NASA has no manned Mars mission scheduled, no manned Moon mission scheduled, and no capability to put men in orbit. Through that lens saying spacesuits are going to delay our moon trip is 9% dumb.
Our next major manned spaceflight objective beyond ISS is an orbit around the moon and the "Deep space gateway", another space station that will hoover up the majority of NASA's budget for a generation.
Spacenutters don't know that they are nuts; they think 1 Gm is the same as 1 Km if you wish hard enough, and that humans are somehow better at sensing with their narrow 600 nm range (300-900 nm) of the electromagnetic spectrum than devices that can actually detect everything from Planck (1.616199(97)×10 meters) and above without technological limit. There is a nearly infinite amount of actual real events on earth alone that people are unable to observe directly but which are critical to its ecosystems and readily observable by satellites. Using those same instruments and even better ones will produce more data, accomplish more for research, and provide more value than space travel with human passengers.
Just buy SpaceX's suits, or pay them to develop one if the existing ones don't meet the requirements. I bet it would cost 1/1000 of NASA's existing budget projections.
I came to the datacenter drunk with a fake ID, don't you want to be just like me?
First, NASA is not likely to be the primary entity running the next moon mission. They will participate, but that will be done by private enterprise.
Second, of all of the blockers in the way to a lunar mission, a lunar surface suit is smaller in magnitude than things like a lunar lander, which nobody has at the moment.

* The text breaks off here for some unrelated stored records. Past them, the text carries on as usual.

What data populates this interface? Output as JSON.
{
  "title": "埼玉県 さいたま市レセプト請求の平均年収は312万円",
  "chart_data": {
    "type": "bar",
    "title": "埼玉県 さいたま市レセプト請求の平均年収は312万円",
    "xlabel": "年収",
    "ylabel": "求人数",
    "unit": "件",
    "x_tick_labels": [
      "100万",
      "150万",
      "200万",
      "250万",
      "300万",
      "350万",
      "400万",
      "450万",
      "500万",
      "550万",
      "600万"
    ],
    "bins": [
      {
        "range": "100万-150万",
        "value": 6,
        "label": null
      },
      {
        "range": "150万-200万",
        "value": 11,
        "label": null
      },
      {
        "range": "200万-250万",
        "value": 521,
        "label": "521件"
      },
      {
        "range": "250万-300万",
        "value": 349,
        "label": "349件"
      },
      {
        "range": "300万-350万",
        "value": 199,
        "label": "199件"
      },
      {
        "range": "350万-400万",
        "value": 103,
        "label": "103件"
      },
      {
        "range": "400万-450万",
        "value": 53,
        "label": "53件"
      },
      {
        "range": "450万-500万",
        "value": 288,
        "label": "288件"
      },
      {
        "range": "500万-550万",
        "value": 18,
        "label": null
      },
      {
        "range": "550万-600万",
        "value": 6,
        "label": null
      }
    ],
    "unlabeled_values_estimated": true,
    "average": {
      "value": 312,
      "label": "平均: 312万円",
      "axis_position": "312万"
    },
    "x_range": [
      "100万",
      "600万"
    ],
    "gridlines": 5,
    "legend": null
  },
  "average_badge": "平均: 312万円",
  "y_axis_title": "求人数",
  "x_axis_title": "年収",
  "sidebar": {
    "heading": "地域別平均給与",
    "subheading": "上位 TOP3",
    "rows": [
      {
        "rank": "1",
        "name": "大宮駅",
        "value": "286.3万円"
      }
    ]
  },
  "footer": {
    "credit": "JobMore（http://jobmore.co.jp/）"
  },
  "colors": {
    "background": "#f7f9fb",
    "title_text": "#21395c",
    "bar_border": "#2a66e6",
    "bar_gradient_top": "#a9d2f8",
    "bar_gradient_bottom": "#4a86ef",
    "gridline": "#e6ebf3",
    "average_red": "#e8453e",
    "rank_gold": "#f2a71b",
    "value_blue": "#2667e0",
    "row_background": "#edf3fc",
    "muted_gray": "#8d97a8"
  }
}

Consider, for example, a SpaceX mission to the moon. The Dragon 2 capsule is not capable of landing and returning on its own. They would need a vehicle for the Dragon 2 to sit on top of. And the Falcon 9 stages are not appropriate, because they are not cryogenic - they don't work when exposed to cold for more than a few hours.
SpaceX BFR still has a lot of risk and is a long way away. ULA is developing a cryogenic stage, but that's also a long way away.
Bruce Perens.
Thanks for the mental image of the crusty space prospector in his vacsuit make from poorly tanned beaver pelts and burlap.
the preceding comment is my own and in no way reflects the opinion of the Joint Chiefs of Staff
And even in these "unreliable" vessels they had: air, water, temperature. Wind for propulsion. Gravity for health. Water for floating. Fish in the ocean. For free.
The water was salt water and not drinkable. They brought the water that they drank (in the form of grog or beer so it wouldn't kill them).
Not many fish are found near the surface in the middle of the oceans. Fisheries are near the coasts where the fish can find food. So no, they couldn't just toss a net overboard and haul in dinner. So they had to bring a food supply too.
Space adds the issue of bringing along air, but that's a pretty easy problem to solve compared to food and water.